Beyond the estimation of the probability of chance alone as the outcome in a study, a statistical test, such as a multivariable regression, possesses one more additional function of adjustment for potential confounding variables if measured6. In particular, when the number of confounding variables is more than two, statistical adjustment using computer analysis is the best strategy. Multiple regression models, including multiple linear regression for the interval variable, multiple logistic regression for the binomial variable, and the Cox proportional hazard model for the censored variable, are available. In the 36 articles over a two-year period, only 6% used a multiple regression model. It is possible to infer that many confounding effects failed to be adjusted for, providing that the comparison groups were either randomly assigned or matched with confounding variables when samples were chosen.

Among the 36 original articles, four studies did not clarify the type of statistical test used. This uncertain information would decrease the validity of the studies' results, as well as the conclusions, and these should be pending until the uncertainty is resolved7.

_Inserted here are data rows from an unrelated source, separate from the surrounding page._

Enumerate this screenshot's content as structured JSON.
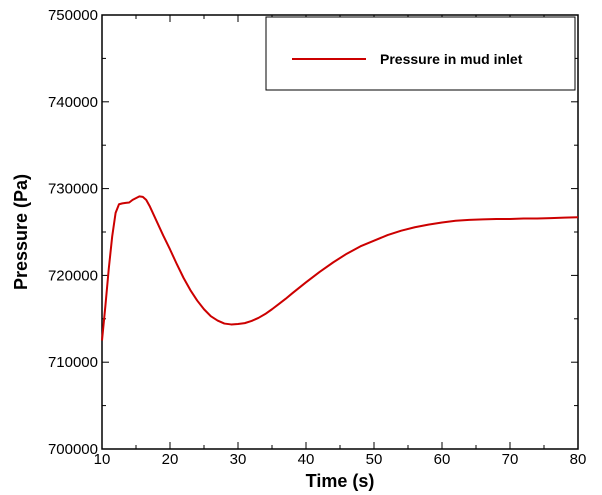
{
  "chart_data": {
    "type": "line",
    "title": "",
    "xlabel": "Time (s)",
    "ylabel": "Pressure (Pa)",
    "xlim": [
      10,
      80
    ],
    "ylim": [
      700000,
      750000
    ],
    "xticks": [
      10,
      20,
      30,
      40,
      50,
      60,
      70,
      80
    ],
    "yticks": [
      700000,
      710000,
      720000,
      730000,
      740000,
      750000
    ],
    "xtick_labels": [
      "10",
      "20",
      "30",
      "40",
      "50",
      "60",
      "70",
      "80"
    ],
    "ytick_labels": [
      "700000",
      "710000",
      "720000",
      "730000",
      "740000",
      "750000"
    ],
    "grid": false,
    "legend_position": "top-right",
    "series": [
      {
        "name": "Pressure in mud inlet",
        "color": "#cc0000",
        "x": [
          10.0,
          10.5,
          11.0,
          11.5,
          12.0,
          12.5,
          13.0,
          13.5,
          14.0,
          14.5,
          15.0,
          15.5,
          16.0,
          16.5,
          17.0,
          18.0,
          19.0,
          20.0,
          21.0,
          22.0,
          23.0,
          24.0,
          25.0,
          26.0,
          27.0,
          28.0,
          29.0,
          30.0,
          31.0,
          32.0,
          33.0,
          34.0,
          35.0,
          36.0,
          37.0,
          38.0,
          40.0,
          42.0,
          44.0,
          46.0,
          48.0,
          50.0,
          52.0,
          54.0,
          56.0,
          58.0,
          60.0,
          62.0,
          64.0,
          66.0,
          68.0,
          70.0,
          72.0,
          74.0,
          76.0,
          78.0,
          80.0
        ],
        "y": [
          712500,
          716500,
          720800,
          724500,
          727200,
          728200,
          728300,
          728350,
          728400,
          728700,
          728900,
          729100,
          729050,
          728700,
          728000,
          726300,
          724600,
          723000,
          721300,
          719700,
          718300,
          717100,
          716100,
          715300,
          714800,
          714450,
          714350,
          714400,
          714500,
          714750,
          715100,
          715550,
          716100,
          716700,
          717300,
          717950,
          719200,
          720400,
          721500,
          722500,
          723350,
          724000,
          724650,
          725150,
          725550,
          725850,
          726100,
          726300,
          726400,
          726450,
          726500,
          726500,
          726550,
          726550,
          726600,
          726650,
          726700
        ]
      }
    ]
  }
}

A total of 6% of the studies used a paired t-test or Wilcoxon signed-rank test, which means there were very few paired study designs despite it being one of the preferred study designs used to control unknown confounding variables.

V. Conclusion

Across two recent years, 22 types of statistical test were identified in the 36 original articles published in J Korean Assoc Oral Maxillofac Surg. The four most commonly used statistical tests were the chi-square test, Student's t-test, Fisher's exact test, and Mann-Whitney test in descending order. These four tests constituted 47% of all the total tests. The use of regression models to adjust for confounding variables needs to be pursued. The adoption of a nonparametric test is recommended when the normal distribution is uncertain by looking at the shape of the distribution rather than using normality tests alone. To identify a linear correlation between two variables, the linear relationship should be confirmed by a scatter plot and the level of the correlation coefficient r should be interpreted with the P-value simultaneously.